重力圏外のプロポーズ、軌道修正は不可能です~宇宙飛行士は恋に不器用~


「なら、もっと自信を持って! 彼を狙ってる人、私以外にもいるんだからね」
「えっ?!」

 その一言に、結月は固まってしまった。

「ほら、そういうところ。あんなにも素敵な人の妻になったんだから、もっと胸張っていいのよ。彼が帰って来たくなるように、彼の重力になってあげて」
「フフッ。
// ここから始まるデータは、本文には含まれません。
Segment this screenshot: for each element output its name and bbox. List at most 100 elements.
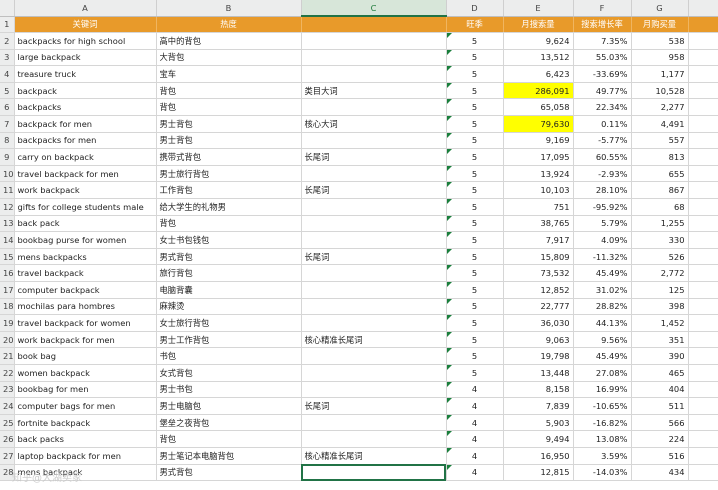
cell-peak-season[interactable]: 5: [446, 215, 504, 233]
cell-peak-season[interactable]: 5: [446, 331, 504, 349]
cell-c[interactable]: [301, 264, 447, 282]
cell-peak-season[interactable]: 5: [446, 165, 504, 183]
cell-monthly-purchases[interactable]: 125: [631, 281, 689, 299]
cell-monthly-purchases[interactable]: 1,255: [631, 215, 689, 233]
cell-peak-season[interactable]: 5: [446, 298, 504, 316]
cell-search-growth[interactable]: 13.08%: [573, 430, 632, 448]
cell-c[interactable]: [301, 98, 447, 117]
cell-monthly-searches[interactable]: 22,777: [503, 298, 574, 316]
cell-search-growth[interactable]: 4.09%: [573, 231, 632, 249]
row-number[interactable]: 21: [0, 347, 15, 365]
row-number[interactable]: 2: [0, 32, 15, 50]
cell-chinese[interactable]: 堡垒之夜背包: [156, 414, 302, 432]
cell-search-growth[interactable]: 28.82%: [573, 298, 632, 316]
row-number[interactable]: 7: [0, 115, 15, 133]
cell-c[interactable]: [301, 49, 447, 67]
cell-monthly-searches[interactable]: 9,063: [503, 331, 574, 349]
cell-search-growth[interactable]: 7.35%: [573, 32, 632, 50]
cell-search-growth[interactable]: -16.82%: [573, 414, 632, 432]
row-number[interactable]: 16: [0, 264, 15, 282]
header-h[interactable]: [688, 16, 718, 34]
cell-search-growth[interactable]: 3.59%: [573, 447, 632, 465]
cell-h[interactable]: [688, 231, 718, 249]
cell-monthly-purchases[interactable]: 655: [631, 165, 689, 183]
cell-chinese[interactable]: 背包: [156, 82, 302, 100]
cell-c[interactable]: [301, 430, 447, 448]
cell-chinese[interactable]: 大背包: [156, 49, 302, 67]
cell-monthly-searches[interactable]: 19,798: [503, 347, 574, 365]
cell-monthly-searches[interactable]: 13,924: [503, 165, 574, 183]
cell-h[interactable]: [688, 364, 718, 382]
cell-c[interactable]: [301, 298, 447, 316]
cell-monthly-searches[interactable]: 6,423: [503, 65, 574, 83]
cell-monthly-purchases[interactable]: 390: [631, 347, 689, 365]
cell-h[interactable]: [688, 181, 718, 200]
cell-keyword[interactable]: fortnite backpack: [14, 414, 157, 432]
cell-c[interactable]: [301, 364, 447, 382]
cell-c[interactable]: [301, 198, 447, 216]
cell-monthly-searches[interactable]: 79,630: [503, 115, 574, 133]
cell-peak-season[interactable]: 4: [446, 464, 504, 482]
row-number[interactable]: 12: [0, 198, 15, 216]
cell-monthly-searches[interactable]: 9,494: [503, 430, 574, 448]
cell-monthly-purchases[interactable]: 1,452: [631, 314, 689, 332]
cell-search-growth[interactable]: 45.49%: [573, 347, 632, 365]
select-all-corner[interactable]: [0, 0, 15, 17]
cell-peak-season[interactable]: 5: [446, 132, 504, 150]
cell-monthly-searches[interactable]: 8,158: [503, 381, 574, 399]
header-keyword[interactable]: 关键词: [14, 16, 157, 34]
cell-c[interactable]: [301, 281, 447, 299]
cell-keyword[interactable]: travel backpack for women: [14, 314, 157, 332]
header-peak-season[interactable]: 旺季: [446, 16, 504, 34]
cell-h[interactable]: [688, 115, 718, 133]
cell-monthly-purchases[interactable]: 4,491: [631, 115, 689, 133]
cell-monthly-searches[interactable]: 751: [503, 198, 574, 216]
cell-c[interactable]: [301, 381, 447, 399]
cell-monthly-searches[interactable]: 13,448: [503, 364, 574, 382]
header-c[interactable]: [301, 16, 447, 34]
row-number[interactable]: 15: [0, 248, 15, 266]
header-heat[interactable]: 热度: [156, 16, 302, 34]
cell-monthly-purchases[interactable]: 398: [631, 298, 689, 316]
cell-peak-season[interactable]: 5: [446, 314, 504, 332]
cell-keyword[interactable]: back pack: [14, 215, 157, 233]
cell-peak-season[interactable]: 5: [446, 248, 504, 266]
row-number[interactable]: 23: [0, 381, 15, 399]
cell-c[interactable]: 核心精准长尾词: [301, 447, 447, 465]
cell-keyword[interactable]: work backpack for men: [14, 331, 157, 349]
cell-chinese[interactable]: 男士工作背包: [156, 331, 302, 349]
cell-monthly-searches[interactable]: 5,903: [503, 414, 574, 432]
cell-monthly-purchases[interactable]: 557: [631, 132, 689, 150]
cell-h[interactable]: [688, 347, 718, 365]
cell-monthly-purchases[interactable]: 404: [631, 381, 689, 399]
cell-chinese[interactable]: 旅行背包: [156, 264, 302, 282]
cell-monthly-purchases[interactable]: 1,177: [631, 65, 689, 83]
cell-monthly-purchases[interactable]: 511: [631, 397, 689, 415]
cell-monthly-purchases[interactable]: 465: [631, 364, 689, 382]
cell-search-growth[interactable]: 22.34%: [573, 98, 632, 117]
cell-peak-season[interactable]: 5: [446, 65, 504, 83]
row-number[interactable]: 14: [0, 231, 15, 249]
cell-monthly-purchases[interactable]: 813: [631, 148, 689, 166]
cell-c[interactable]: [301, 464, 447, 482]
cell-c[interactable]: 长尾词: [301, 148, 447, 166]
cell-peak-season[interactable]: 5: [446, 115, 504, 133]
cell-chinese[interactable]: 工作背包: [156, 181, 302, 200]
cell-monthly-purchases[interactable]: 224: [631, 430, 689, 448]
cell-search-growth[interactable]: 16.99%: [573, 381, 632, 399]
row-number[interactable]: 25: [0, 414, 15, 432]
cell-c[interactable]: [301, 231, 447, 249]
row-number[interactable]: 11: [0, 181, 15, 200]
cell-chinese[interactable]: 女士旅行背包: [156, 314, 302, 332]
cell-monthly-purchases[interactable]: 10,528: [631, 82, 689, 100]
cell-monthly-purchases[interactable]: 526: [631, 248, 689, 266]
cell-keyword[interactable]: computer bags for men: [14, 397, 157, 415]
header-monthly-purchases[interactable]: 月购买量: [631, 16, 689, 34]
cell-h[interactable]: [688, 447, 718, 465]
cell-keyword[interactable]: women backpack: [14, 364, 157, 382]
cell-monthly-searches[interactable]: 286,091: [503, 82, 574, 100]
cell-h[interactable]: [688, 264, 718, 282]
cell-h[interactable]: [688, 98, 718, 117]
header-monthly-searches[interactable]: 月搜索量: [503, 16, 574, 34]
cell-c[interactable]: [301, 347, 447, 365]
それ、本人も言ってました」
「……彼の口癖なの。私が彼の重力になるつもりだったけど、あなたには負けるわ」

 香織は珈琲を口にし、ショーケースの中のケーキを指差す。

「十個くらい見繕って下さるかしら? JSEAの職員への手土産にするわ」
「……はい、ありがとうございます」

 結月はショーケースの中からショートケーキを箱に詰める。
 香織は支払いを済ませ、結月からケーキの箱を受け取る。

「……次は、普通のお客さんとして来るわね」
「はい。お待ちしております」

 ドアベルが鳴り、香織の姿が店の外へと消えていく。
 結月はその背中を見送りながら、そっと胸に手を当てた。

 結月は『彼の隣にいたい』――その想いが、漸く自分の中で確かな形になった気がした。